Open access again made news last summer when the White House released guidance mandating free, immediate access to research produced with federal grants, beginning in 2026. The mandate upended a 2013 compromise that allowed a 12-month embargo on article sharing that has been key in sustaining publishers’ subscription-based business models.
“What’s happening in the States is the tail end of what’s already swept through Europe,” said Mark McBride, associate director for libraries and scholarly communications at Ithaka S+R, a nonprofit focused on improving access to knowledge and education. McBride speculated that the nature of transformative agreements in the United States may ultimately differ from those in Europe, where national consortia of colleges have negotiated contracts with publishers. The United States is too big and lacks a logical central negotiating body for such agreements, leaving that landscape to university systems and consortia within states.
“It is interesting, and not all that surprising, to see a new negotiation vehicle forming,” McBride said of the Texas-Elsevier deal. “That might be the most interesting piece, and we’re likely going to see more and more and more of this in the future.”
But achieving the goal of providing broad access to recent scientific developments advancing environmental justice, cancer research, clean energy technologies and more requires more than goodwill or wishful thinking.
Since the White House’s open-access plan for federally funded research did not specify who would pay for public access, future agreements between publishers and universities in Texas and beyond may need to consider federal policy.
As the academic publishing landscape changes in real time, agreements such as the one between the Texas Library Coalition for United Action and Elsevier will be scrutinized. Many are eager to see examples of how opposing sides may innovate—or stall—on goals the two sides hold dear. Indeed, news of the agreement was welcomed but also elicited questions.
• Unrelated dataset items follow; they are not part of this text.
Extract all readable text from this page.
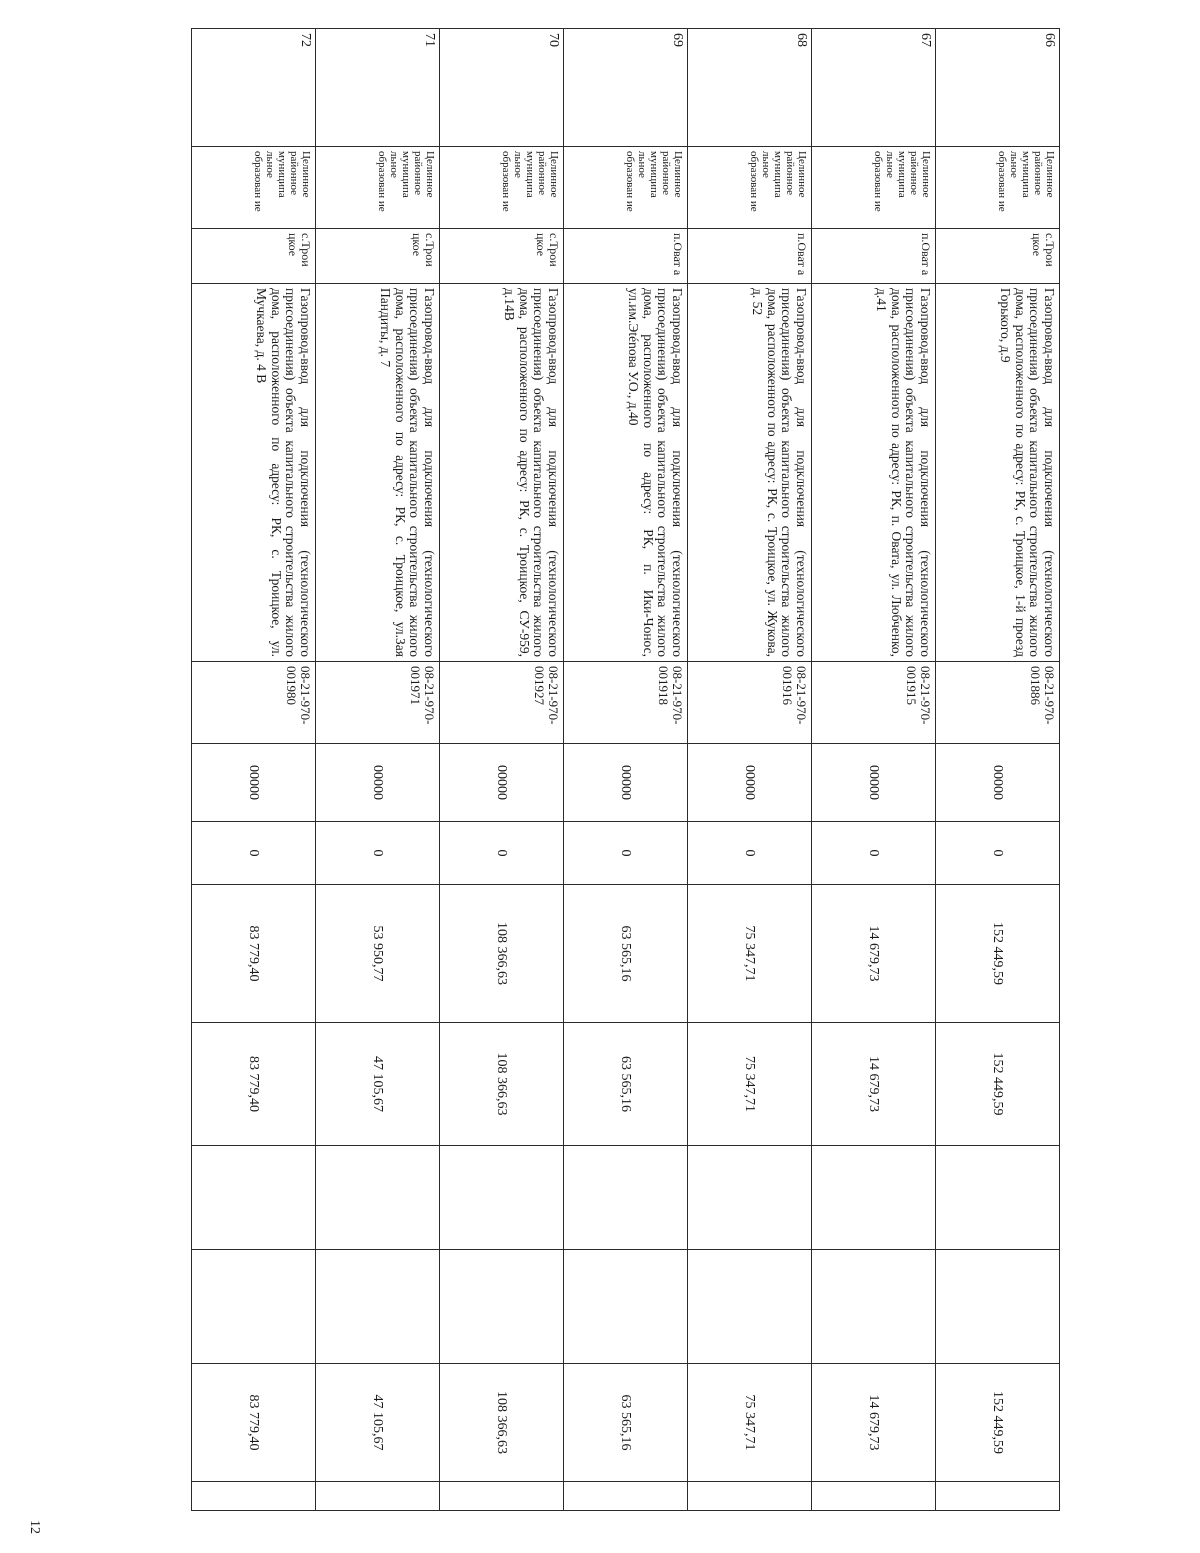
66	Целинное районное муниципа льное образован ие	с.Трои цкое	Газопровод-ввод для подключения (технологического присоединения) объекта капитального строительства жилого дома, расположенного по адресу: РК, с. Троицкое, 1-й проезд Горького, д.9	08-21-970-001886	00000	0	152 449,59	152 449,59			152 449,59	
67	Целинное районное муниципа льное образован ие	п.Оват а	Газопровод-ввод для подключения (технологического присоединения) объекта капитального строительства жилого дома, расположенного по адресу: РК, п. Овата, ул. Любченко, д.41	08-21-970-001915	00000	0	14 679,73	14 679,73			14 679,73	
68	Целинное районное муниципа льное образован ие	п.Оват а	Газопровод-ввод для подключения (технологического присоединения) объекта капитального строительства жилого дома, расположенного по адресу: РК, с. Троицкое, ул. Жукова, д. 52	08-21-970-001916	00000	0	75 347,71	75 347,71			75 347,71	
69	Целинное районное муниципа льное образован ие	п.Оват а	Газопровод-ввод для подключения (технологического присоединения) объекта капитального строительства жилого дома, расположенного по адресу: РК, п. Ики-Чонос, ул.им.Эténова У.О., д.40	08-21-970-001918	00000	0	63 565,16	63 565,16			63 565,16	
70	Целинное районное муниципа льное образован ие	с.Трои цкое	Газопровод-ввод для подключения (технологического присоединения) объекта капитального строительства жилого дома, расположенного по адресу: РК, с. Троицкое, СУ-959, д.14В	08-21-970-001927	00000	0	108 366,63	108 366,63			108 366,63	
71	Целинное районное муниципа льное образован ие	с.Трои цкое	Газопровод-ввод для подключения (технологического присоединения) объекта капитального строительства жилого дома, расположенного по адресу: РК, с. Троицкое, ул.Зая Пандиты, д. 7	08-21-970-001971	00000	0	53 950,77	47 105,67			47 105,67	
72	Целинное районное муниципа льное образован ие	с.Трои цкое	Газопровод-ввод для подключения (технологического присоединения) объекта капитального строительства жилого дома, расположенного по адресу: РК, с. Троицкое, ул. Мучкаева, д. 4 В	08-21-970-001980	00000	0	83 779,40	83 779,40			83 779,40	
12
“The devil’s in the details,” Westbrooks said of the Texas-Elsevier agreement. “How long is this pilot going to last? How long will it take before the author gets the rights to the article back? How much is the total cost of the deal? Is this a three-year deal or a five-year deal?”
No End in Sight for Ongoing Tension
Academe is eager to make progress on open (or at least enhanced) access to scholarly materials. But publishers remain interested in preserving their profits.
“Costs have gone up, even when things moved to digital and PDF, when they should have dropped,” Spies said.
That both sides appear to need each other presents challenges.
“Publishers have made a considerable amount of money out of the published word of many of our faculty researchers,” McBride said. “But on the other side, the library community needs to reconcile the fact that publishers charge this level of funding for the published word because it costs a lot of money to publish quality journals. It just does.”
Historic or not, the Texas coalition’s agreement with Elsevier offers an example of one effort to address ongoing tension.
“The historical piece will be when the library community and the publishing community can see each other as partners again in the scholarly communication ecosystem,” McBride said.